Quotes worth remembering
"ChemCrow not only aids expert chemists and lowers barriers for non-experts but also fosters scientific advancement by bridging the gap between experimental and computational chemistry."
"The integration of expert-designed tools can help mitigate the hallucination issues commonly associated with [LLMs], thus reducing the risk of inaccuracy."
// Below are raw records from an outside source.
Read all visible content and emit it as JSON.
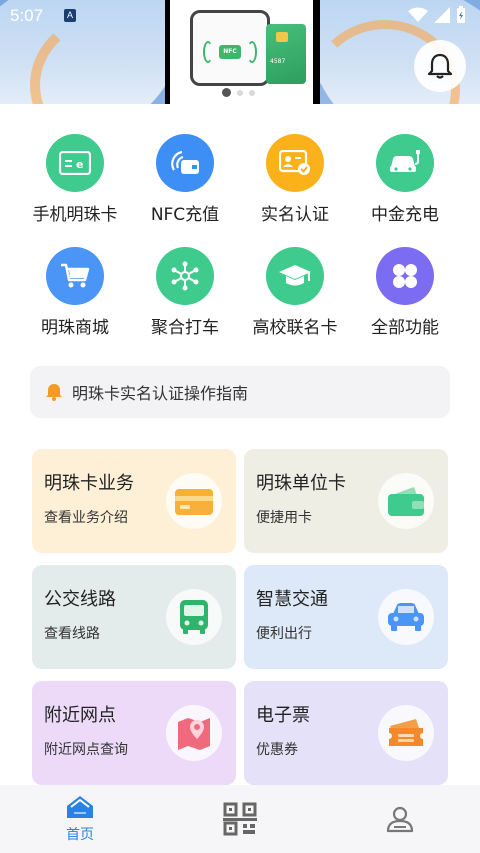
{
  "status": {
    "time": "5:07",
    "a_badge": "A"
  },
  "banner": {
    "nfc_label": "NFC",
    "card_number": "4587",
    "dots": 3,
    "active_dot": 0
  },
  "features": [
    {
      "label": "手机明珠卡",
      "icon": "card-e-icon",
      "color": "#3fca8e"
    },
    {
      "label": "NFC充值",
      "icon": "nfc-wallet-icon",
      "color": "#3d8ef5"
    },
    {
      "label": "实名认证",
      "icon": "id-verify-icon",
      "color": "#fbb11a"
    },
    {
      "label": "中金充电",
      "icon": "ev-charge-icon",
      "color": "#3fca8e"
    },
    {
      "label": "明珠商城",
      "icon": "shopping-cart-icon",
      "color": "#4a95f5"
    },
    {
      "label": "聚合打车",
      "icon": "network-icon",
      "color": "#3fca8e"
    },
    {
      "label": "高校联名卡",
      "icon": "graduation-cap-icon",
      "color": "#3fca8e"
    },
    {
      "label": "全部功能",
      "icon": "all-functions-icon",
      "color": "#7c6cf2"
    }
  ],
  "notice": {
    "text": "明珠卡实名认证操作指南"
  },
  "cards": [
    {
      "title": "明珠卡业务",
      "subtitle": "查看业务介绍",
      "bg": "#fdf0d6",
      "icon": "card-icon"
    },
    {
      "title": "明珠单位卡",
      "subtitle": "便捷用卡",
      "bg": "#eeeee4",
      "icon": "wallet-icon"
    },
    {
      "title": "公交线路",
      "subtitle": "查看线路",
      "bg": "#e3ecea",
      "icon": "bus-icon"
    },
    {
      "title": "智慧交通",
      "subtitle": "便利出行",
      "bg": "#dde8f8",
      "icon": "car-icon"
    },
    {
      "title": "附近网点",
      "subtitle": "附近网点查询",
      "bg": "#ecdaf8",
      "icon": "map-pin-icon"
    },
    {
      "title": "电子票",
      "subtitle": "优惠券",
      "bg": "#e4e1f8",
      "icon": "ticket-icon"
    }
  ],
  "nav": [
    {
      "label": "首页",
      "icon": "home-icon",
      "active": true
    },
    {
      "label": "",
      "icon": "qrcode-icon",
      "active": false
    },
    {
      "label": "",
      "icon": "profile-icon",
      "active": false
    }
  ]
}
"Our results indicate that when [an evaluator LLM] lacks the required understanding to answer a prompt, it also lacks information to evaluate the prompt completions and thus fails to provide a trustworthy assessment."
Bottom line

A different paradigm from GOLLuM. ChemCrow is a tool-using LLM agent for broad chemistry tasks — synthesis planning, molecular design, autonomous lab execution. GOLLuM is a calibrated probabilistic optimizer for sample-efficient experimental design. They could compose: a ChemCrow-style agent could call a GOLLuM-style optimizer as one of its tools. For the startup evaluation, ChemCrow shows the Schwaller lab's track record in this space and the "LLM-meets-physical-chemistry" direction. It's not the same product line; GOLLuM is the more defensible, more rigorous, less prompt-engineering-dependent technology.